Maxime Combes est économiste, membre d’Attac France et auteur de Sortons de l’âge des fossiles (Seuil, 2015).
Ont d’abord été appelés climatosceptiques ceux qui niaient l’existence même du changement climatique. Puis la catégorie a été étendue à ceux qui niaient son origine humaine. Ces marchands de doute – pour reprendre le terme qu’utilisent Naomi Oreskes et Erik Conway dans le livre qu’ils leur ont consacré (1) – nient l’évidence et les preuves scientifiques pour tenter de semer la confusion dans l’opinion publique. On en trouve de moins en moins. Notamment en Europe où il n’y a plus grand monde de sérieux pour contester les preuves apportées : 97% des études scientifiques confirment que le changement climatique est une réalité et qu’il est le fruit des activités humaines.
La principale ligne de fracture s’est déplacée. Elle ne sépare plus ceux qui nient la réalité climatique de ceux qui l’acceptent. Si cette ligne de fracture peut rester pertinente dans certains cas, notamment aux Etats-Unis, elle n’est plus vraiment appropriée pour rendre compte des controverses qui structurent les débats politiques, économiques et scientifiques autour de l’urgence climatique. Notamment au sein de la COP21. La principale ligne de fracture sépare désormais ceux qui endossent les préconisations scientifiques pour rester en deçà des 2°C, ou 1,5°C de réchauffement, et ceux qui les nient ou qui agissent comme s’ils pouvaient y échapper.
Il faut geler 80% des réserves d’énergies fossiles connues
Que disent les climatologues ? Que prendre au sérieux le réchauffement climatique et cette barre des 2°C implique de geler 80% des réserves d’énergies fossiles connues. Ce qui revient à dire qu’il nous faut apprendre à vivre sans brûler des énergies fossiles dangereusement surabondantes. Deux des chercheurs qui ont établi ces résultats (2), Christophe McGlade et Paul Ekins, proposent que toutes les réserves d’hydrocarbures non conventionnels (pétrole et gaz des grandes profondeurs océaniques, pétrole et gaz de schiste, sables bitumineux, hydrocarbures des régions arctiques, etc.) soient classées comme « non brûlables ». Ils proposent ainsi une forme de moratoire international sur toute nouvelle exploration et toute nouvelle mise en exploitation d’énergies fossiles. Une proposition qui ne fait malheureusement pas partie des options du texte de négociation à la COP21.

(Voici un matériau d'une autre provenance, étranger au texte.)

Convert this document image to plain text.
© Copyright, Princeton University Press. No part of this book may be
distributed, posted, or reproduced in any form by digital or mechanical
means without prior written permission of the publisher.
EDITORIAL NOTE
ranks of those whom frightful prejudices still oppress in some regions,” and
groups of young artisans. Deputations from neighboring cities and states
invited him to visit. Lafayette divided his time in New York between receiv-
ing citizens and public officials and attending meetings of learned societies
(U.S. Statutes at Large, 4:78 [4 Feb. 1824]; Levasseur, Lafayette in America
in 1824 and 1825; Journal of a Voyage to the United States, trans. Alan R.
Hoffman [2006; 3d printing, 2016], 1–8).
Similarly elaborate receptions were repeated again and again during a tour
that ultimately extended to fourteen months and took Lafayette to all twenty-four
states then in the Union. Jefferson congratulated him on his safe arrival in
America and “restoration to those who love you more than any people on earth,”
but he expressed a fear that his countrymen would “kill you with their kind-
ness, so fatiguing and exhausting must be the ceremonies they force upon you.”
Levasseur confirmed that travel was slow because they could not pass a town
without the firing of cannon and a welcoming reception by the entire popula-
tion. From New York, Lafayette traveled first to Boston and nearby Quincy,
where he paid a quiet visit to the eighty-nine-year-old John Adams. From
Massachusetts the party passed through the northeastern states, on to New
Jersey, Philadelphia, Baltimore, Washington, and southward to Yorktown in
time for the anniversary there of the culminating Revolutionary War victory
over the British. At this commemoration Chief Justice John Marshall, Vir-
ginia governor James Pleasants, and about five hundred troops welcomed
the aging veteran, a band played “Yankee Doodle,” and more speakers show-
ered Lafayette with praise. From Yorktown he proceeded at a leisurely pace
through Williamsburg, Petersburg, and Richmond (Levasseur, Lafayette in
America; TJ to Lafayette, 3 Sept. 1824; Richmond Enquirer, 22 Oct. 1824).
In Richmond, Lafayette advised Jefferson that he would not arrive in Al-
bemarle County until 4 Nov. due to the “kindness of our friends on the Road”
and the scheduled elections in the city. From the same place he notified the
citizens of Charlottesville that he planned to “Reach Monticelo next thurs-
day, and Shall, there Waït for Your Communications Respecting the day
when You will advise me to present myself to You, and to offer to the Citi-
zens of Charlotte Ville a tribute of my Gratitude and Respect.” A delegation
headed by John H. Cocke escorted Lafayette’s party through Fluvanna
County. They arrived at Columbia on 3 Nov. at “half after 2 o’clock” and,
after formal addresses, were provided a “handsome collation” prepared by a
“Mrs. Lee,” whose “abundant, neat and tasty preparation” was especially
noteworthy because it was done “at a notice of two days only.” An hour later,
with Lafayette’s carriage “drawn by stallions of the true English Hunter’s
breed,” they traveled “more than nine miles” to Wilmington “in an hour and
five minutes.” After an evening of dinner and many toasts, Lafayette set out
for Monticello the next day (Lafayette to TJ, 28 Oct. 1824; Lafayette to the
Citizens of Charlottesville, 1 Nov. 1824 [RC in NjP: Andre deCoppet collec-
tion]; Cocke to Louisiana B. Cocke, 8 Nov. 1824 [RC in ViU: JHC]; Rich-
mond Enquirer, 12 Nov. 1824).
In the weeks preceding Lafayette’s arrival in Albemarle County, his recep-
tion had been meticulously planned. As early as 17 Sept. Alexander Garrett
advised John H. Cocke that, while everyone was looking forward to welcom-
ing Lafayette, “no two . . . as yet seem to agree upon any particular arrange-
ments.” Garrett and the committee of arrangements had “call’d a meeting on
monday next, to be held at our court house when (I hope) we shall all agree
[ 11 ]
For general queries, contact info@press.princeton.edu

Décideurs politiques et économiques sont de plus en plus nombreux à se déclarer convaincus de « l’urgence à agir ». Mais rares sont ceux qui acceptent de reprendre à leur compte ce qui constitue pourtant une recommandation scientifique clairement établie, étayée, démontrée par les experts du climat. Ils ne nient pas le réchauffement climatique. Du moins pas publiquement. Ils nient l’urgence de geler la majorité des réserves fossiles. Ainsi, aucun chef d’Etat n’y a fait référence lors de la journée d’ouverture de la COP21.
Dans le Robert
Pour le dictionnaire du Robert, qui vient d’introduire le terme dans son édition 2016, est climatosceptique une personne qui « met en doute les théories les plus répandues concernant le réchauffement climatique ». Laisser une majorité d’énergies fossiles sous terre fait désormais partie de ces « théories les plus répandues ». Ce n’est pas une option parmi d’autres, mais la condition de possibilité pour ne pas déclencher un emballement climatique sans précédent. Nous proposons donc d’appeler « climatosceptiques » celles et ceux qui s’y refusent, qui sont dans le déni, qui tergiversent ou qui doutent de la nécessité de geler une majorité des réserves fossiles.
Ils sont nombreux. Ce sont les climatosceptiques de l’ère moderne. Ils claironnent devant tous les micros qu’ils sont déterminés à agir, mais leur détermination se fracasse à l’épreuve des faits, là où les décisions climaticides l’emportent bien souvent sur les véritables politiques de lutte contre les dérèglements climatiques. Face à l’état d’urgence climatique auquel nous sommes confrontés, il est essentiel de débusquer ces climatosceptiques d’un nouveau genre. Ils nous font perdre du temps et de l’énergie : pour enclencher la transition, il nous faut commencer par arrêter de forer de nouveaux gisements pétroliers, gaziers et charbonniers ! Une décision qui ne viendra pas de la COP21.
(1) Naomi Oreskes, Erik Conway, Les marchands de doute (éd. Le Pommier, 2012)
(2) Christophe McGlade et Paul Ekins, « The geographical distribution of fossil fuels unused when limiting global warming to 2°C », Nature, n° 517, 8 janvier 2015, p. 187-190.